What is the potential at point D in the circuit

[tots123450]

Homework Statement

I've attached a picture of the circuit below for reference, but the question is asking what the potential is at point D.

Homework Equations

V = IR[/B]

The Attempt at a Solution

I was told that the answer was 9V, but I'm a little confused because I thought if I looked at the battery on the left side that by the time the current starting at this battery reached point C, there would be 0 voltage and therefore 0 current. Going with this, I thought that if I kept going to point D it would still be 0 since there would be no voltage drop at resistor 5 if there was no longer any current. Therefore I thought I could find current I1 by taking 12V/3ohms = 4A

Looking at the battery on the right side I thought that by the same logic, the current starting at the right battery would reach 0 A by the time it reached point C. Likewise I thought current I2 would = 18V/3 ohms = 6A.

However when starting at point A and going around the left side path to point D, I would get 0V. But if I take the right side path using current 2 of 6A, I'm getting 18V - (6A*2ohms) = 6V.

I'm not sure what I'm doing wrong here; I know I'm definitely missing some conceptual bridge here.

 

[kuruman]

Hint: What is the potential difference between E and C?

 

[tots123450]

Is it not 0V; I was thinking that anywhere from A to E and A to C would be all 0 V, making the difference between E and C also 0, and that we could ignore the path with I3 as a whole also then.

 

[collinsmark]

Homework Statement

I've attached a picture of the circuit below for reference, but the question is asking what the potential is at point D.

Homework Equations

V = IR[/B]

The Attempt at a Solution

I was told that the answer was 9V, but I'm a little confused because I thought if I looked at the battery on the left side that by the time the current starting at this battery reached point C, there would be 0 voltage and therefore 0 current. Going with this, I thought that if I kept going to point D it would still be 0 since there would be no voltage drop at resistor 5 if there was no longer any current. Therefore I thought I could find current I1 by taking 12V/3ohms = 4A

Looking at the battery on the right side I thought that by the same logic, the current starting at the right battery would reach 0 A by the time it reached point C. Likewise I thought current I2 would = 18V/3 ohms = 6A.

However when starting at point A and going around the left side path to point D, I would get 0V. But if I take the right side path using current 2 of 6A, I'm getting 18V - (6A*2ohms) = 6V.

I'm not sure what I'm doing wrong here; I know I'm definitely missing some conceptual bridge here.

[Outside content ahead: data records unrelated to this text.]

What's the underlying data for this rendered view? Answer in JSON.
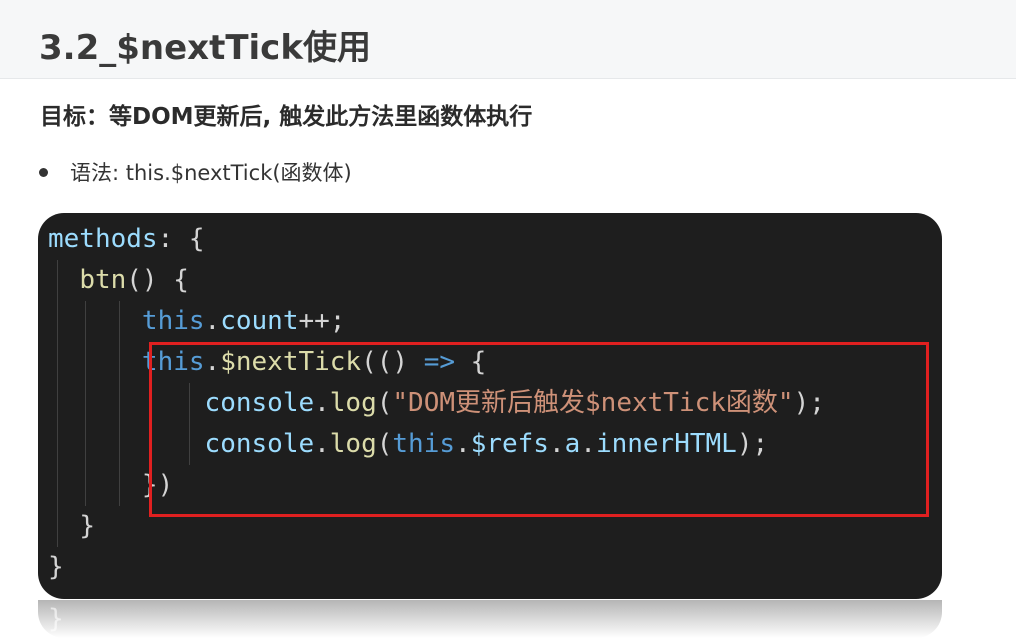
{
  "title": "3.2_$nextTick使用",
  "subheading": "目标：等DOM更新后, 触发此方法里函数体执行",
  "bullet": "语法: this.$nextTick(函数体)",
  "code": {
    "l1": {
      "a": "methods",
      "b": ": {"
    },
    "l2": {
      "a": "btn",
      "b": "() {"
    },
    "l3": {
      "a": "this",
      "b": ".",
      "c": "count",
      "d": "++;"
    },
    "l4": {
      "a": "this",
      "b": ".",
      "c": "$nextTick",
      "d": "((",
      "e": ") ",
      "f": "=>",
      "g": " {"
    },
    "l5": {
      "a": "console",
      "b": ".",
      "c": "log",
      "d": "(",
      "e": "\"DOM更新后触发$nextTick函数\"",
      "f": ");"
    },
    "l6": {
      "a": "console",
      "b": ".",
      "c": "log",
      "d": "(",
      "e": "this",
      "f": ".",
      "g": "$refs",
      "h": ".",
      "i": "a",
      "j": ".",
      "k": "innerHTML",
      "l": ");"
    },
    "l7": {
      "a": "})"
    },
    "l8": {
      "a": "}"
    },
    "l9": {
      "a": "}"
    }
  },
  "reflection_text": "}",
  "colors": {
    "keyword": "#569cd6",
    "function": "#dcdcaa",
    "property": "#9cdcfe",
    "string": "#ce9178",
    "highlight_border": "#e02020",
    "code_bg": "#1e1e1e"
  }
}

I think you are on the right track here. I also think that the person who told you that the answer is "9 V" is incorrect. (You might want to have them check their work.)

I'm assuming that I understand the diagram correctly in that there is a short between nodes A and C.

 

[kuruman]

Yes, it its zero. Straight lines in a circuit are equipotentials. so the potential is zero at points A, C and E. So you can draw a straight line joining C and E and disregard everything to the left of that line.

 

[kuruman]

I think you are on the right track here. I also think that the person who told you that the answer is "9 V" is incorrect. (You might want to have them check their work.)

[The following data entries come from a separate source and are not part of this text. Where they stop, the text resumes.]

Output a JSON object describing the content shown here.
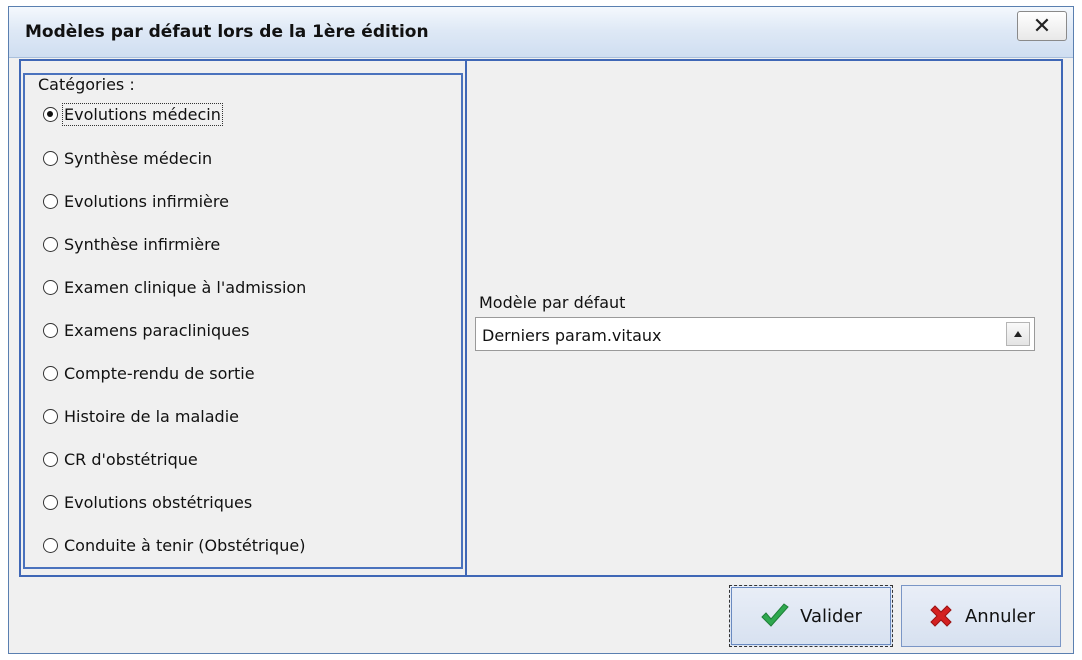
{
  "window": {
    "title": "Modèles par défaut lors de la 1ère édition",
    "close_label": "✕"
  },
  "categories": {
    "legend": "Catégories :",
    "items": [
      {
        "label": "Evolutions médecin",
        "checked": true
      },
      {
        "label": "Synthèse médecin",
        "checked": false
      },
      {
        "label": "Evolutions infirmière",
        "checked": false
      },
      {
        "label": "Synthèse infirmière",
        "checked": false
      },
      {
        "label": "Examen clinique à l'admission",
        "checked": false
      },
      {
        "label": "Examens paracliniques",
        "checked": false
      },
      {
        "label": "Compte-rendu de sortie",
        "checked": false
      },
      {
        "label": "Histoire de la maladie",
        "checked": false
      },
      {
        "label": "CR d'obstétrique",
        "checked": false
      },
      {
        "label": "Evolutions obstétriques",
        "checked": false
      },
      {
        "label": "Conduite à tenir (Obstétrique)",
        "checked": false
      }
    ]
  },
  "default_model": {
    "label": "Modèle par défaut",
    "value": "Derniers param.vitaux"
  },
  "buttons": {
    "validate_label": "Valider",
    "validate_icon": "check-icon",
    "cancel_label": "Annuler",
    "cancel_icon": "cross-icon"
  },
  "colors": {
    "accent_border": "#3f67b6",
    "check_green": "#2fa84f",
    "cross_red": "#d42020"
  }
}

I'm assuming that I understand the diagram correctly in that there is a short between nodes A and C.

I agree, 9 V is incorrect.

 

[tots123450]

Does that mean the voltage is 0 coming from the left battery? The thing I’m confused about is it doesn’t seem consistent coming from the right battery path

 

[kuruman]

Does that mean the voltage is 0 coming from the left battery? The thing I’m confused about is it doesn’t seem consistent coming from the right battery path

Voltage does not come out of a battery. The job of a battery is to maintain a constant potential difference across its terminals. Look at R₃. The potential difference across it is zero because its two ends are held at the same potential. What does Ohm's law say about the value of I₃? You said in post #3, I₃ = 0. This means that you can consider the circuit that you have as two separate circuits.

 

[tots123450]

You said that I could imagine the circuit with a straight line from C to E and everything to the left being ignored. I get that and I believe that would make the current I2 = 18/3 = 6A . Therefore the potential at D would be 18 - 2*6 = 12A. Is that correct ? If it is should I get the same value if I started with the battery on the left using I1 as my current value then ?

 

[kuruman]

Therefore the potential at D would be 18 - 2*6 = 12A.

No. First of all potential is expressed in Volts (V) not in Amps (A). Secondly, 18 - 2*6 = 12 is incorrect.

Consider this:
1. There is no current through I₃.
2. In branch EACD you have I₂ = 6 A.
3. In branch ABC you have I₁ = 4 A.
4. At A the two currents come together and you have 10 A flowing from A to C.
5. At C the currents split back into I₂ = 6 A and I₁ = 4 A and away they go in their own separate ways.